The agency suggested that hiring more deportation officers and attorneys to improve docket management could help reduce "roadblocks and inefficiencies" before suggesting that policy changes by the Biden administration, as well as the COVID-19 pandemic, have been responsible for the drop in numbers.
"However, it is important to note that significantly low removal numbers is more the result of environmental factors and policy environment than operational performance," it said.
Meanwhile, ICE's sister DHS agency – Customs and Border Protection (CBP) – announced on Friday that Border Patrol agents in the Rio Grande Valley Sector had arrested four gang members and a sex offender among the migrants they encountered this week.

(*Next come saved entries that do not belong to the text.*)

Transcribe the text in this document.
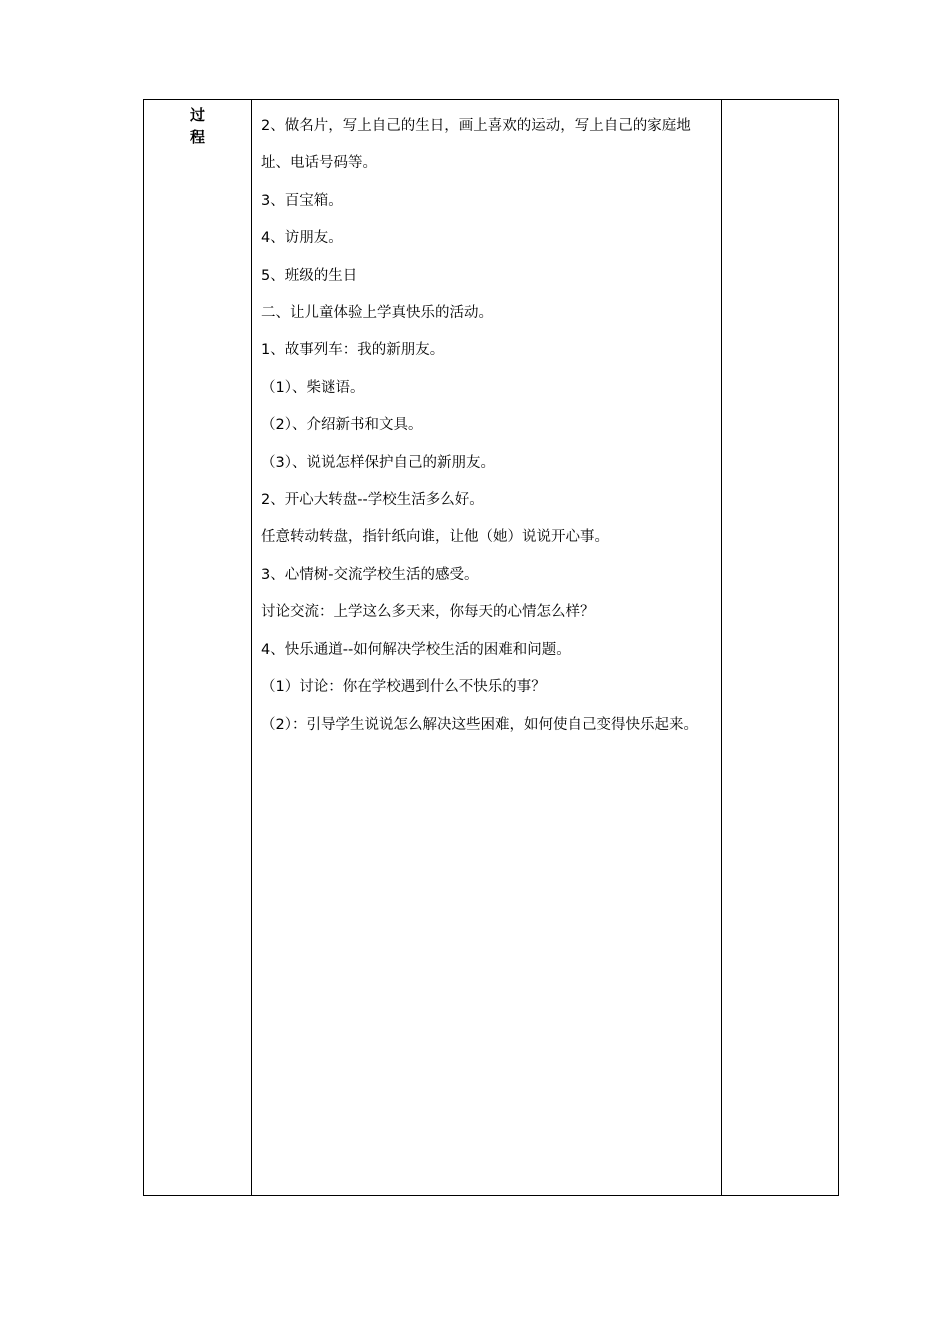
过程

2、做名片，写上自己的生日，画上喜欢的运动，写上自己的家庭地址、电话号码等。

3、百宝箱。

4、访朋友。

5、班级的生日

二、让儿童体验上学真快乐的活动。

1、故事列车：我的新朋友。

（1）、柴谜语。

（2）、介绍新书和文具。

（3）、说说怎样保护自己的新朋友。

2、开心大转盘--学校生活多么好。

任意转动转盘，指针纸向谁，让他（她）说说开心事。

3、心情树-交流学校生活的感受。

讨论交流：上学这么多天来，你每天的心情怎么样？

4、快乐通道--如何解决学校生活的困难和问题。

（1）讨论：你在学校遇到什么不快乐的事？

（2）：引导学生说说怎么解决这些困难，如何使自己变得快乐起来。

One of the men is a 41-year-old Mexican with a prior conviction for sexual abuse of a minor in Indiana, while agents in McAllen also arrested a Paisas, MS-13 and Wild Mexicans gang member from El Salvador, along with a Mexican with a prior conviction for aggravated assault with a deadly weapon and manslaughter.
That comes just days after Border Patrol Chief Raul Ortiz told lawmakers that the southern border is not under operational control.